Today my brother managed to get his computer infected. He was on the net when he was asked to install a Active X control which he unwisely did and since then his homepage was changed and was presented with numerous adds etc but also his System tray now showed a new icon which is there all the time flashing and tells him about system detected virus activity etc. the balloon info and icon are supposed to look like a Windows security centre notification, but when you click on the balloon info speech bubble you are sent to a website (www.anti-vermins.com) and are invited to download their antivirus protection, which he thankfully has not done, because on Further research this would have made his system very open to hackers etc.

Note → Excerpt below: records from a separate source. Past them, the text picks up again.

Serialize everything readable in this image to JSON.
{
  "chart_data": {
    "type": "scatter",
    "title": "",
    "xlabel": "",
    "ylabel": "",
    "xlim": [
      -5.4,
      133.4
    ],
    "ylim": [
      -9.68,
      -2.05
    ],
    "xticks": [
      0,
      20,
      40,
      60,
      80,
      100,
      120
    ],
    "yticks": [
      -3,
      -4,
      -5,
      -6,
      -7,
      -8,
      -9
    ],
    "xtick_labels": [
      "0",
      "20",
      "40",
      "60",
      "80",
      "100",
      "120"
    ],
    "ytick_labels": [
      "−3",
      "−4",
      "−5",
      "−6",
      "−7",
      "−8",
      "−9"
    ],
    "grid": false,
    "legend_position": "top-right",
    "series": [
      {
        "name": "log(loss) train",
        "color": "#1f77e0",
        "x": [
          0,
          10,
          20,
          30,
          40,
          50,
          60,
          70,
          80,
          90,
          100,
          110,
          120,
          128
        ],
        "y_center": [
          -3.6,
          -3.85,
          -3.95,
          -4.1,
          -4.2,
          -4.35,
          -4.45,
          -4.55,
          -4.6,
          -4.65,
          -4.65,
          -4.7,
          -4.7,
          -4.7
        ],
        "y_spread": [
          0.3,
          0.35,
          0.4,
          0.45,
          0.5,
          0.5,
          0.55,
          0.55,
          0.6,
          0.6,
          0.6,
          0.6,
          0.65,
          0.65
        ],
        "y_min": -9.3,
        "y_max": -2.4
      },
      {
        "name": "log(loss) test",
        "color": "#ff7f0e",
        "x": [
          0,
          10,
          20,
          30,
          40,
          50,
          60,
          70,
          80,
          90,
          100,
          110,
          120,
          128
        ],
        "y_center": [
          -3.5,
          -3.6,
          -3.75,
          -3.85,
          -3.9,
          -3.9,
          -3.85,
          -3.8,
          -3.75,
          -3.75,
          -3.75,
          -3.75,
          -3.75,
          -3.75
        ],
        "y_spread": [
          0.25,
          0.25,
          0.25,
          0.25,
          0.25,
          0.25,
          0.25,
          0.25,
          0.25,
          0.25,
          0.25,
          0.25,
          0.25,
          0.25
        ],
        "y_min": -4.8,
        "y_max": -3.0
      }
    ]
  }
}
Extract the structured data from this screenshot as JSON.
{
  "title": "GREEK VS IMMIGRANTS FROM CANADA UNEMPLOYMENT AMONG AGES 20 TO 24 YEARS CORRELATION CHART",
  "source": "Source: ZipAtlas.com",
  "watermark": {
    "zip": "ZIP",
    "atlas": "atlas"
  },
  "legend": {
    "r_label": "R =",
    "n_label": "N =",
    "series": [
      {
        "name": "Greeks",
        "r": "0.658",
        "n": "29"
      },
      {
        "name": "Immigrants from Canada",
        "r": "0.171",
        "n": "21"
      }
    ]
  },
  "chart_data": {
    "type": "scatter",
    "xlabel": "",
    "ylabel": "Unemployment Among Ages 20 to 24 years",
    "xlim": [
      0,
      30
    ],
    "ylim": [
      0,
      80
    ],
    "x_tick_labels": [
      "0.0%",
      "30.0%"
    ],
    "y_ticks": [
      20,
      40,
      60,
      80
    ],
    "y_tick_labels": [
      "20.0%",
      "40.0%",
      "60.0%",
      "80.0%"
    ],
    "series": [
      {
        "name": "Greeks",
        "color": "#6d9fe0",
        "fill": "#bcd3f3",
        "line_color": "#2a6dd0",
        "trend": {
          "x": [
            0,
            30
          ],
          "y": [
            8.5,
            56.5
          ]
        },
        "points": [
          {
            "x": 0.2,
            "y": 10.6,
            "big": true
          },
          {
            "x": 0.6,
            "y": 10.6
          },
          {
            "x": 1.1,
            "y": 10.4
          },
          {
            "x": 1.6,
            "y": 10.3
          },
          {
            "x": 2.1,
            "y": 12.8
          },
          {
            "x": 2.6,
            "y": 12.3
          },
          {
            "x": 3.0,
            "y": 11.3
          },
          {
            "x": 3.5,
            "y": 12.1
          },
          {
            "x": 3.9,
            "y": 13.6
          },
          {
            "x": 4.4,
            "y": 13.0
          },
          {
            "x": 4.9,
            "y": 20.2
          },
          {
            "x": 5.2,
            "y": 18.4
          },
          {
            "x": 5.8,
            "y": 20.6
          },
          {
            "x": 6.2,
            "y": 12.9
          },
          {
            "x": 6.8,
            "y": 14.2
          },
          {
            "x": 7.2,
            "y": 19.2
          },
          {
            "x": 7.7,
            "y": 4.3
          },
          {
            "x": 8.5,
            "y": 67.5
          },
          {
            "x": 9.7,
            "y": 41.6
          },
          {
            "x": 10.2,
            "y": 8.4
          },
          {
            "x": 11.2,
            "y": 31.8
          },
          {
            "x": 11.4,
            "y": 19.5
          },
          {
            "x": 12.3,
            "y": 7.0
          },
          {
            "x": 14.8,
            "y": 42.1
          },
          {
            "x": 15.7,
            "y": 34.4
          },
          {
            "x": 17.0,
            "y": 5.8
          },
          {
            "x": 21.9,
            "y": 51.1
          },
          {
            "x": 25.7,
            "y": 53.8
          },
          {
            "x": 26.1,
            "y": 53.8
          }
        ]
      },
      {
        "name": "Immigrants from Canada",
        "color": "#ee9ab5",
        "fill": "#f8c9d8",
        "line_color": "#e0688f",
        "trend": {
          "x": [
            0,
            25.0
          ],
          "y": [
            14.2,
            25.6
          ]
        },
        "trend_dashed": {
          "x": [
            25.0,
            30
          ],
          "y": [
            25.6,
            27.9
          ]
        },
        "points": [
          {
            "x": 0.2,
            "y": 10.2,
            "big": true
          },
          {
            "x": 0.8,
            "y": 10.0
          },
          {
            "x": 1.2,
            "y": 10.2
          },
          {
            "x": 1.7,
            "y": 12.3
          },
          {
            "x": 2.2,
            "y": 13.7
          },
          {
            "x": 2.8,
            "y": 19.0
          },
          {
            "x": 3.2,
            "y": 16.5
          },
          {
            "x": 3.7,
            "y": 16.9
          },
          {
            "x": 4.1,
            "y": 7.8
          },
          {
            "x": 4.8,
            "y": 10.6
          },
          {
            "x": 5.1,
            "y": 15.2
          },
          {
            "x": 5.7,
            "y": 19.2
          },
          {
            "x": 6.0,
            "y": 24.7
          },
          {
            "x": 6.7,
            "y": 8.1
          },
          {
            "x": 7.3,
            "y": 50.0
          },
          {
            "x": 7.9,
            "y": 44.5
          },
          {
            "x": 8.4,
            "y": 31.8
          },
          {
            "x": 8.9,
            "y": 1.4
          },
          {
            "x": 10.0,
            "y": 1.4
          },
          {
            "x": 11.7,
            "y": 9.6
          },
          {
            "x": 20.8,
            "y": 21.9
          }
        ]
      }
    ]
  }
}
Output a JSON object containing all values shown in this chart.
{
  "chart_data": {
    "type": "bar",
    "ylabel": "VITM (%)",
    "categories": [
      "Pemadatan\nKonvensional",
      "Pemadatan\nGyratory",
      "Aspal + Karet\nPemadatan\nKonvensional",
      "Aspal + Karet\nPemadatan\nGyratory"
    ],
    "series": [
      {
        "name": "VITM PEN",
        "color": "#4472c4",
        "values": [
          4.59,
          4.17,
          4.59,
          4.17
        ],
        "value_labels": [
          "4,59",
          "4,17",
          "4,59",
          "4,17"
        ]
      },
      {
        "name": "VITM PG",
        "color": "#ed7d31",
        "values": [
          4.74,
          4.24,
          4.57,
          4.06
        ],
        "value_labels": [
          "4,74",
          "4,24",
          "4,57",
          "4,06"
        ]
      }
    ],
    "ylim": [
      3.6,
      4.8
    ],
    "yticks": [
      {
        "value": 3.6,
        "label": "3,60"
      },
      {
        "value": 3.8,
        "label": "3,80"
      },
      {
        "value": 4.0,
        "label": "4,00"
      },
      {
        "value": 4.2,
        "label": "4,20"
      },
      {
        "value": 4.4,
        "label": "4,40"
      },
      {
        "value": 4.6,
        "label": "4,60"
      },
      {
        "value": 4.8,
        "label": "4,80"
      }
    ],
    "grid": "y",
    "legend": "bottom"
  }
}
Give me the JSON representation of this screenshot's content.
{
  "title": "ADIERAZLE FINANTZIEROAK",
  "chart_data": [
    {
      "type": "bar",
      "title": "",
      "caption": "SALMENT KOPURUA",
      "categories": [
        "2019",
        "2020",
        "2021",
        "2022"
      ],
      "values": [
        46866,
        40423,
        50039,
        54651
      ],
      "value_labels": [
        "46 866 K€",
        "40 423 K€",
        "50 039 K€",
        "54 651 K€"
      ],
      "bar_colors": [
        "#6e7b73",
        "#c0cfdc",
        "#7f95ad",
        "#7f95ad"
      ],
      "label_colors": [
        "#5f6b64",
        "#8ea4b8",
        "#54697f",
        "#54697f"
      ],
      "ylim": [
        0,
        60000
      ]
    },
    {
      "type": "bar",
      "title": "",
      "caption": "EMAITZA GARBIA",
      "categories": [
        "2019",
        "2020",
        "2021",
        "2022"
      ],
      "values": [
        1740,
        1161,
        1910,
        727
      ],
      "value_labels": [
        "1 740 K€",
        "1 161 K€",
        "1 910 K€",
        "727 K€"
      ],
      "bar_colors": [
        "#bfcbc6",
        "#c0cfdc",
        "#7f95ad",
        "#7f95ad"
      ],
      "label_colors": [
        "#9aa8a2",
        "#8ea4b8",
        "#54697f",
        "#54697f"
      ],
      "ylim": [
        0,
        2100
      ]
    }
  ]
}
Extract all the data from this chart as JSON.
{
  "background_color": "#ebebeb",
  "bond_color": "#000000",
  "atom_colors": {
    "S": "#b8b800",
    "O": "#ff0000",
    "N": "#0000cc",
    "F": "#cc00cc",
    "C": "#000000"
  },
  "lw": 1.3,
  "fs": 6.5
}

Anyway I’ve spent quite a bit of time on it because it was in a bad way.

I firstly I ran his antivirus, Norton internet security scan which showed up nothing, but then my brother decided to tell me its been out of date since last June so no wonder it didn't pick anything up!!.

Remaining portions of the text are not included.